There’s a soft little click as she swallows. “Are you trying to turn me on right now?”

“Not precisely.” But now I’m curious. “Are you turned on?”

“A little.” There’s some rustling on the line and I picture her touching herself. She probably isn’t, but I like to imagine she might. “I love that about women, too.”

“You’ve been with a woman?” There’s another picture indelibly burned in my brain.

“Yes.” Her response slips out on a wisp of breath. “A few times in college and grad school. It’s been years.”

“Do you consider yourself bisexual?”

“I suppose so, but I’m leery of co-opting that identity.

I’ve never been in a relationship with a woman, and I won’t claim I’m a member of a marginalized community.

” She lets out a soft little laugh. “I know I promised not to put on my therapist hat, so won’t bore you with the science of sexual fluidity and gender, so I’ll just say that I’m heteromantically bisexual. ”

I feel my brow furrow. “Say what?”

“I’m sexually attracted to both men and women, but I prefer men for long-term partnership.”

“I see.” I honestly wouldn’t mind if she donned that therapist hat, but we’re already treading on dangerous ground. The last thing I want is a shrink rooting around in my brain.

“That makes sense,” I continue. “I’m only attracted to women but open to ménage experiences that include any gender.”

“Good to know.”

Is she picturing me as part of that three-man fantasy she marked on her form? The filmstrip in my brain that’s playing a girl-on-girl ensemble switches to one starring Camille at the center of an all-male cast.

These pants are becoming exceptionally snug.

“Can I ask you something, Ash?”

The urge to say no makes me pause. “Perhaps.” I pause. “I reserve the right not to answer. Not to be obstinate. I just?—”

“I get it. I do.”

Something in her voice says she does. “Go ahead. Ask me what you want to ask.”

“What made you open a sex resort?”

The breath leaves my lungs. I can’t answer that one completely. Not without spilling my secrets.

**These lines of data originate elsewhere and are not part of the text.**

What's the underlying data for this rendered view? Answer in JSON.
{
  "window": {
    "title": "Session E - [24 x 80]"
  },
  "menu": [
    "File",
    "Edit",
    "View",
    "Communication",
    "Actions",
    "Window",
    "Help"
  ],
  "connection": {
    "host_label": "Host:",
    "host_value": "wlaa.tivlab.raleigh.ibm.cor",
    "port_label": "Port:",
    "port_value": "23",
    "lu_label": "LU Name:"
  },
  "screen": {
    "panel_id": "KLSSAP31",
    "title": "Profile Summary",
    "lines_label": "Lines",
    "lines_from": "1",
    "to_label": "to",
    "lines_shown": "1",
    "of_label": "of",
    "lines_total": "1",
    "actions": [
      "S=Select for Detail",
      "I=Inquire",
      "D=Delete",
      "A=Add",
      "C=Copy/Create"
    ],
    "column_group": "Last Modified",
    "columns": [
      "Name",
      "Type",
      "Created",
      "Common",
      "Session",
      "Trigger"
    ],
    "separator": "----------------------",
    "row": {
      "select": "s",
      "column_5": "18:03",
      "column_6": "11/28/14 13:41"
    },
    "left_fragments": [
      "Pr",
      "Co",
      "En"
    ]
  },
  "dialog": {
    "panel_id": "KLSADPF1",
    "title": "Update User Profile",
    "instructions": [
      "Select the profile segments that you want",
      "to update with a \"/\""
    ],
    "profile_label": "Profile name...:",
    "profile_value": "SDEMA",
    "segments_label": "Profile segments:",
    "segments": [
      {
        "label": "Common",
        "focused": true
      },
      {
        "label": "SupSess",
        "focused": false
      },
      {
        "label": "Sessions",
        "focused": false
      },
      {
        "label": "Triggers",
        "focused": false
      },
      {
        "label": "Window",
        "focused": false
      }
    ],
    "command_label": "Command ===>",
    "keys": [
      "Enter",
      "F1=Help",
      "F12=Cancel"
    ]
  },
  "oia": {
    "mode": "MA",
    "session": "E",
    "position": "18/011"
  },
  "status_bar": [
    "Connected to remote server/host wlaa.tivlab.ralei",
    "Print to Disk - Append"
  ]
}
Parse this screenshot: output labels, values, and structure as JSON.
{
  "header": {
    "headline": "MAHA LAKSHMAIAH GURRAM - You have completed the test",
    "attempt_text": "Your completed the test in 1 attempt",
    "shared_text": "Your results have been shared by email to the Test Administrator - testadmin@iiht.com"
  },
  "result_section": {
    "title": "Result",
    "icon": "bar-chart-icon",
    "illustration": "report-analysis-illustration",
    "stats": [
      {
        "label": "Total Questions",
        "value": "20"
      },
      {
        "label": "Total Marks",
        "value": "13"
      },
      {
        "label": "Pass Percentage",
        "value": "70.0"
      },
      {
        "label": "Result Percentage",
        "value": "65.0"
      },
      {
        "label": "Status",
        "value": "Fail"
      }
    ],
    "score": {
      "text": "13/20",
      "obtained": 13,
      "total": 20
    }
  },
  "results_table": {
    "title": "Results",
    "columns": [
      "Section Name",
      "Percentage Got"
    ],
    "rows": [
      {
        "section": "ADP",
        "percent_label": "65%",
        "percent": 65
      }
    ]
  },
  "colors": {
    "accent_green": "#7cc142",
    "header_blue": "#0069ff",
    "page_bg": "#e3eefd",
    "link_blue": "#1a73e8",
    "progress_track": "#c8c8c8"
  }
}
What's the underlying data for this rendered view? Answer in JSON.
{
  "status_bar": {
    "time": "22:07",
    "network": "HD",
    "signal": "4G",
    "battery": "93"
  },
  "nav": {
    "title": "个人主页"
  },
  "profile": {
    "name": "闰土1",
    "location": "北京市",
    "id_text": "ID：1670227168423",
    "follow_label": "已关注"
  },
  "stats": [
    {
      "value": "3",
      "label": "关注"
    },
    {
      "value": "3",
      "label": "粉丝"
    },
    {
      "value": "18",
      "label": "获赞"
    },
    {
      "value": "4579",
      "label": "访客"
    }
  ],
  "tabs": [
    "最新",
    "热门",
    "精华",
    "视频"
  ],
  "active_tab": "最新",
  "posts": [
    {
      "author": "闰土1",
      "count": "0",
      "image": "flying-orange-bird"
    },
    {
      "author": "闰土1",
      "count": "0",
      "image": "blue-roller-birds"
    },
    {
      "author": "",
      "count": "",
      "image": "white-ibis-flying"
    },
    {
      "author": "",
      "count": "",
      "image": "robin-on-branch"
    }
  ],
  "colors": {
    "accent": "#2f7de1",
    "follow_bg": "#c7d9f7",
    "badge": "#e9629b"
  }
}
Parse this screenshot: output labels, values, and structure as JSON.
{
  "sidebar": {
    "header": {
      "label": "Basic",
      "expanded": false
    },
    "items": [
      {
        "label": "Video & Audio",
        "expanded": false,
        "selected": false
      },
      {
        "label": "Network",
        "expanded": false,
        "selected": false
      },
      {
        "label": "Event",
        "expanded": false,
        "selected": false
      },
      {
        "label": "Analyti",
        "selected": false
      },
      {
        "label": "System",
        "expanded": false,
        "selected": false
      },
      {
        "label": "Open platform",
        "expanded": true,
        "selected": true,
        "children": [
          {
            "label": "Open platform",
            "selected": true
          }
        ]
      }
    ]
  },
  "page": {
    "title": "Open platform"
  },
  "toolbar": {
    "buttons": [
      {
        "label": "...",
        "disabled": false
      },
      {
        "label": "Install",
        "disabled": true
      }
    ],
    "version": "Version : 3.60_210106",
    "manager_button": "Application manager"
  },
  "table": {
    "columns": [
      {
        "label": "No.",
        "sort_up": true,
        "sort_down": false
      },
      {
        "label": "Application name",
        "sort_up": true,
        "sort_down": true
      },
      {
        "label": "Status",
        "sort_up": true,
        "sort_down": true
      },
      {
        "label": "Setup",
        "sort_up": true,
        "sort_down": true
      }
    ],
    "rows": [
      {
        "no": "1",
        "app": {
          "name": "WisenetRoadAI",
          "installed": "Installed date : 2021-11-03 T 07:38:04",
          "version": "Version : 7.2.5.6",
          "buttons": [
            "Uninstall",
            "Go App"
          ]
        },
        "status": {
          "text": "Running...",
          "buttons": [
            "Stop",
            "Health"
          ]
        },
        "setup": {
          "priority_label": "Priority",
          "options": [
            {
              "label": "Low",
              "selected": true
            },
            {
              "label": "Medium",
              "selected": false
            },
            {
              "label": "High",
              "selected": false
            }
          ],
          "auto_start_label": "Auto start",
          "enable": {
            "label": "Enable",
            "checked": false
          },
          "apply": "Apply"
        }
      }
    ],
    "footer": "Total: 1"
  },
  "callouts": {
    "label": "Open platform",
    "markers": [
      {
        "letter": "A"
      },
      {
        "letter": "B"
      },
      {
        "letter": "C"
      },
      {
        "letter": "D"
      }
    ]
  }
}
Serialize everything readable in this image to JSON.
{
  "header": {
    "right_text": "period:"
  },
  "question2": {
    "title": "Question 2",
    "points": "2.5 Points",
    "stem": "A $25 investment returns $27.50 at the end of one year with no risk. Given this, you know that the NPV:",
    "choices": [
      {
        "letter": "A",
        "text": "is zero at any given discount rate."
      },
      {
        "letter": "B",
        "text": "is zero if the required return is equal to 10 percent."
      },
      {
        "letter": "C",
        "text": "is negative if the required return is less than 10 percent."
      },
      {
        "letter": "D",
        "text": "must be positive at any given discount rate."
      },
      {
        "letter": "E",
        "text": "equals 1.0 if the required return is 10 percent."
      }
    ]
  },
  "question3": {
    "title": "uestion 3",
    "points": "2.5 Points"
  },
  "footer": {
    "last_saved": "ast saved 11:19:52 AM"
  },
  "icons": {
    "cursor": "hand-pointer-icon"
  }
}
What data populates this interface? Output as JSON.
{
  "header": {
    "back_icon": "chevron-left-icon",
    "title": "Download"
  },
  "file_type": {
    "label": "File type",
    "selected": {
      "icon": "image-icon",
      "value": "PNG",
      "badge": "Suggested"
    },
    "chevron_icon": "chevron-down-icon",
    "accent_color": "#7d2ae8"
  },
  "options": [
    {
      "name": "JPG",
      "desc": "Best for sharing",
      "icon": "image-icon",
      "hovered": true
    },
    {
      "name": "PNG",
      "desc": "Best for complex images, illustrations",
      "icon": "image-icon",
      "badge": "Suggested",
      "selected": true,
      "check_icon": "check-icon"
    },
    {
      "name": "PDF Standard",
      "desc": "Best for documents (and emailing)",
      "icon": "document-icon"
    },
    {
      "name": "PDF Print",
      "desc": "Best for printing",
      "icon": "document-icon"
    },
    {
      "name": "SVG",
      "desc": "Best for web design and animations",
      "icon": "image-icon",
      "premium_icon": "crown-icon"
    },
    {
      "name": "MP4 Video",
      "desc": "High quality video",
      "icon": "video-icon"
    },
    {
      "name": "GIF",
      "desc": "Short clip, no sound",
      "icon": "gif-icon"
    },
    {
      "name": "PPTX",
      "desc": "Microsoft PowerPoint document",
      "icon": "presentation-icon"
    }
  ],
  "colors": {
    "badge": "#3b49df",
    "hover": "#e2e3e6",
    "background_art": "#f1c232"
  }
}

But I can give her at least part of an answer. “I care very deeply about women’s sexual experiences. Giving women a safe place to explore all their fantasies and unmet needs.” I take a moment to find the right words. “Especially women who’ve been betrayed in some way.”

“I see.” There’s no more rustling on the line, so clearly I’ve killed any urge Camille felt to touch herself. “That’s noble of you.”

“Absolutely not.” The snap in my voice surprises me. “I’m not noble.”

“Okay.” She doesn’t argue, which tells me something.

What, I’m not sure.

“It’s simply a good investment,” I point out. “Crystal Bliss is the most profitable venture in my portfolio.”

“Okay.”

“It’s a business venture. Nothing more, nothing less.”

“Understood.”

Does she understand? Does Camille believe the bullshit I’m spouting, or has she put on her therapist hat despite pledging not to?

The thought chills me down to my core.

“I should go.” My voice comes out raspy and low.

“I have an early meeting and need to prepare for bed.” It’s not even eight, so that’s a stupid excuse.

“I’ll be available via text if you need anything tomorrow and done with my meetings by four.

And I’ll be in touch with my contact at the airline and will update you immediately with any news. ”

“Thank you,” she says. “I really appreciate everything you’ve done to make me feel welcome, in spite of me showing up without a reservation.”

“It’s been my pleasure.” I don’t even mean it in a sexual way. “Truly.”

There’s a long, drawn out pause that I’m aching to fill. By spilling my secrets. By telling Camille just how badly I want her.

But she speaks first. “Good night, Ash Hole.” She says it so kindly my chest aches. “Sweet dreams.”

“Sweet dreams,” I repeat, wishing it could be that simple.

That I could be the sort of man who deserves such a thing.